Weddings are a once-in-a-lifetime event for many people. Hence, photographers are one of the main expenses of a modern-day wedding. Couples that get married want lots of photos on their special day to remember all of the friends and family that attended the wedding, as well as all of the important moments of that, happened. This can create considerable pressure for the photographer on the wedding day. Proper preparation is key in reducing the stress leading up to and on the wedding day. We will be discussing the pros of hiring a second shooter for the wedding day.
Let’s be realistic – one photographer can only cover one angle at a time. Most often, The photographer needs to be photographing the couple or stay somewhere near them. This greatly limits the photographic opportunities of the photographer. By hiring a second shooter, you can be photographing from two angles at the same time. This means that it would be possible to photograph both the couple and the guests’ reactions to certain events at the same time.
For example – during the first official kiss as a couple, as the couple are walking out of the ceremony, as the couple is taking their first dance, etc. It can be tough to be creative and think on the spot when you are photographing a wedding due to the limited time of each event. But hiring a second shooter means that one of you will be taking the “expected” wedding photos, while the other photographer can have more creative freedom in their photos. The end result is an album of photos that is both complete and creative. Your clients will love the result, and the number of different angles that you were able to capture the event from.

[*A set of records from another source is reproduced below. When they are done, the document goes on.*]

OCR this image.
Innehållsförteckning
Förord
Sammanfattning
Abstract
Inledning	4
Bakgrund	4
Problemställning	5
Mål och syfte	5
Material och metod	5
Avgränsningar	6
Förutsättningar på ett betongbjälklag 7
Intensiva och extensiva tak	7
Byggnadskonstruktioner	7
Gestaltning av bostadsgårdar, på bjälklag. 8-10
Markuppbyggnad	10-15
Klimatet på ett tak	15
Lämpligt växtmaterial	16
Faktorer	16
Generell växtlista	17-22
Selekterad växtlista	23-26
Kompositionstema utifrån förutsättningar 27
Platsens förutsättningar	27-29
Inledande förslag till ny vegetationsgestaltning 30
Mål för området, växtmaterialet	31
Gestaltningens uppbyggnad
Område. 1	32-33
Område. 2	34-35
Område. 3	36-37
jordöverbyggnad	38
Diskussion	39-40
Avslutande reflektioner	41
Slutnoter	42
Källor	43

When hiring a second shooter for a wedding, the photographer has more freedom to decide what he wants to shoot and what he wants to assign to the second shooter. By communicating with the second shooter beforehand, the photographer can rest assured that certain shots during the wedding day will automatically be taken off. These can range from getting ready photos, photos during the ceremony, photos of the family, or candid photos of all the guests at the reception.

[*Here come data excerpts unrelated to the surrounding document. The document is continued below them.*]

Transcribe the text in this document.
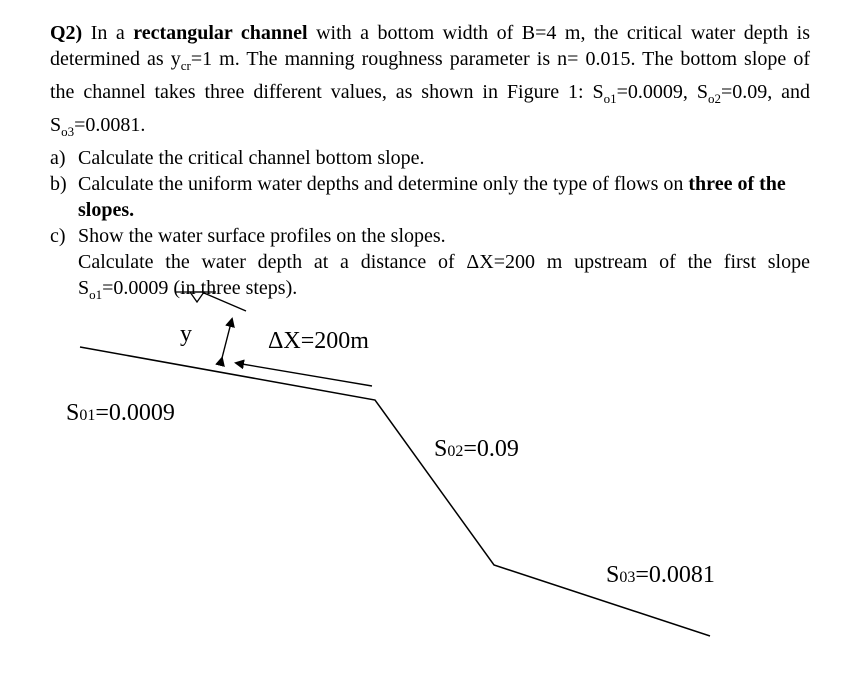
Q2) In a rectangular channel with a bottom width of B=4 m, the critical water depth is determined as $y_{cr}=1$ m. The manning roughness parameter is n= 0.015. The bottom slope of the channel takes three different values, as shown in Figure 1: $S_{o1}=0.0009$, $S_{o2}=0.09$, and $S_{o3}=0.0081$.

a) Calculate the critical channel bottom slope.
b) Calculate the uniform water depths and determine only the type of flows on three of the slopes.
c) Show the water surface profiles on the slopes.

Calculate the water depth at a distance of ΔX=200 m upstream of the first slope $S_{o1}=0.0009$ (in three steps).

y	ΔX=200m
S01=0.0009
S02=0.09
S03=0.0081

It’s important to talk to the second shooter before the wedding about what type of photos that he or she is comfortable with. With this information, the photographer can then make an informed decision about which shots to assign to the second shooter and which shots to take care of himself. For example, during one wedding I had my second shooter take candid photos during the event of the guests at both the ceremony and the reception. These turned out really well, because she is a deeply emotional person and was able to capture the emotions of the guests during the event in a way that I could never have. Needless to say, the end result was that the clients were very happy with their wedding album.
Some photographers may worry that hiring a second shooter for a wedding day would be too expensive or cut into the profit margins too much. Don’t worry! There is a solution to this. The simplest solution is to simply increase the initial charge for the clients by the amount that the second shooter is charging. Explain to the clients that they’ll get 2x the photo coverage for a fraction of the total cost of photography, and they’ll happily agree. If most of your profit is through final prints and the wedding album, remember that with two shooters you’ll have around double the number of photo options for the client! They’ll be more likely to find amazing photos that they won’t be able to resist buying. This will lead to more sales after everything is said and done.

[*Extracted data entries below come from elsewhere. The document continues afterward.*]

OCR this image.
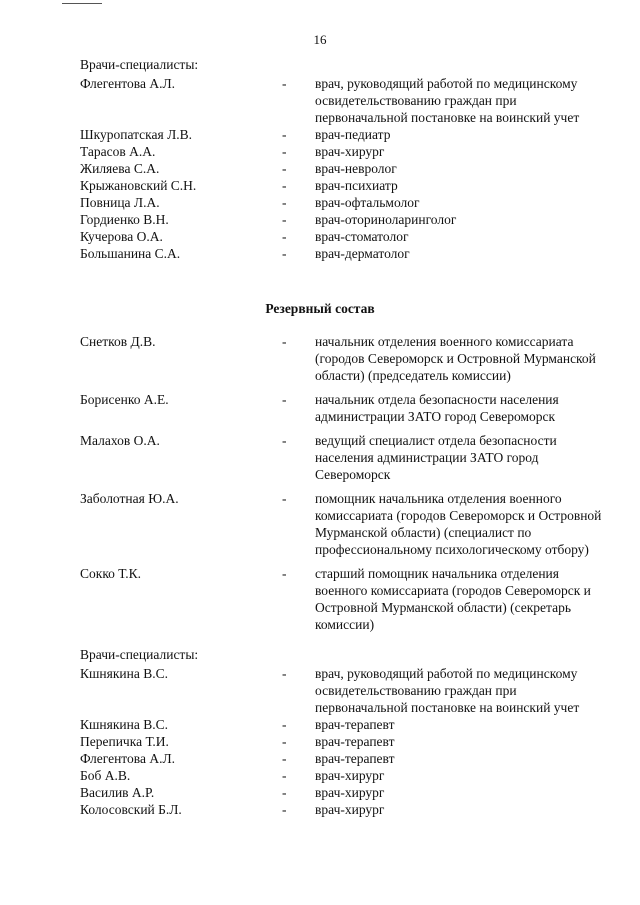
16
Врачи-специалисты:
Флегентова А.Л.	- врач, руководящий работой по медицинскому освидетельствованию граждан при первоначальной постановке на воинский учет
Шкуропатская Л.В.	- врач-педиатр
Тарасов А.А.	- врач-хирург
Жиляева С.А.	- врач-невролог
Крыжановский С.Н.	- врач-психиатр
Повница Л.А.	- врач-офтальмолог
Гордиенко В.Н.	- врач-оториноларинголог
Кучерова О.А.	- врач-стоматолог
Большанина С.А.	- врач-дерматолог
Резервный состав
Снетков Д.В.	- начальник отделения военного комиссариата (городов Североморск и Островной Мурманской области) (председатель комиссии)
Борисенко А.Е.	- начальник отдела безопасности населения администрации ЗАТО город Североморск
Малахов О.А.	- ведущий специалист отдела безопасности населения администрации ЗАТО город Североморск
Заболотная Ю.А.	- помощник начальника отделения военного комиссариата (городов Североморск и Островной Мурманской области) (специалист по профессиональному психологическому отбору)
Сокко Т.К.	- старший помощник начальника отделения военного комиссариата (городов Североморск и Островной Мурманской области) (секретарь комиссии)
Врачи-специалисты:
Кшнякина В.С.	- врач, руководящий работой по медицинскому освидетельствованию граждан при первоначальной постановке на воинский учет
Кшнякина В.С.	- врач-терапевт
Перепичка Т.И.	- врач-терапевт
Флегентова А.Л.	- врач-терапевт
Боб А.В.	- врач-хирург
Василив А.Р.	- врач-хирург
Колосовский Б.Л.	- врач-хирург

Also, it may be possible for the main photographer to use photos from the wedding for promotional purposes on his/her website. This would depend on the contract between the main photographer and the second shooter. Therefore, it is a good idea to communicate with the second shooter before hiring them about how the images will be used. Will they only be sold to the client? Or will they also be watermarked with the main photographer’s logo and be added to an online portfolio?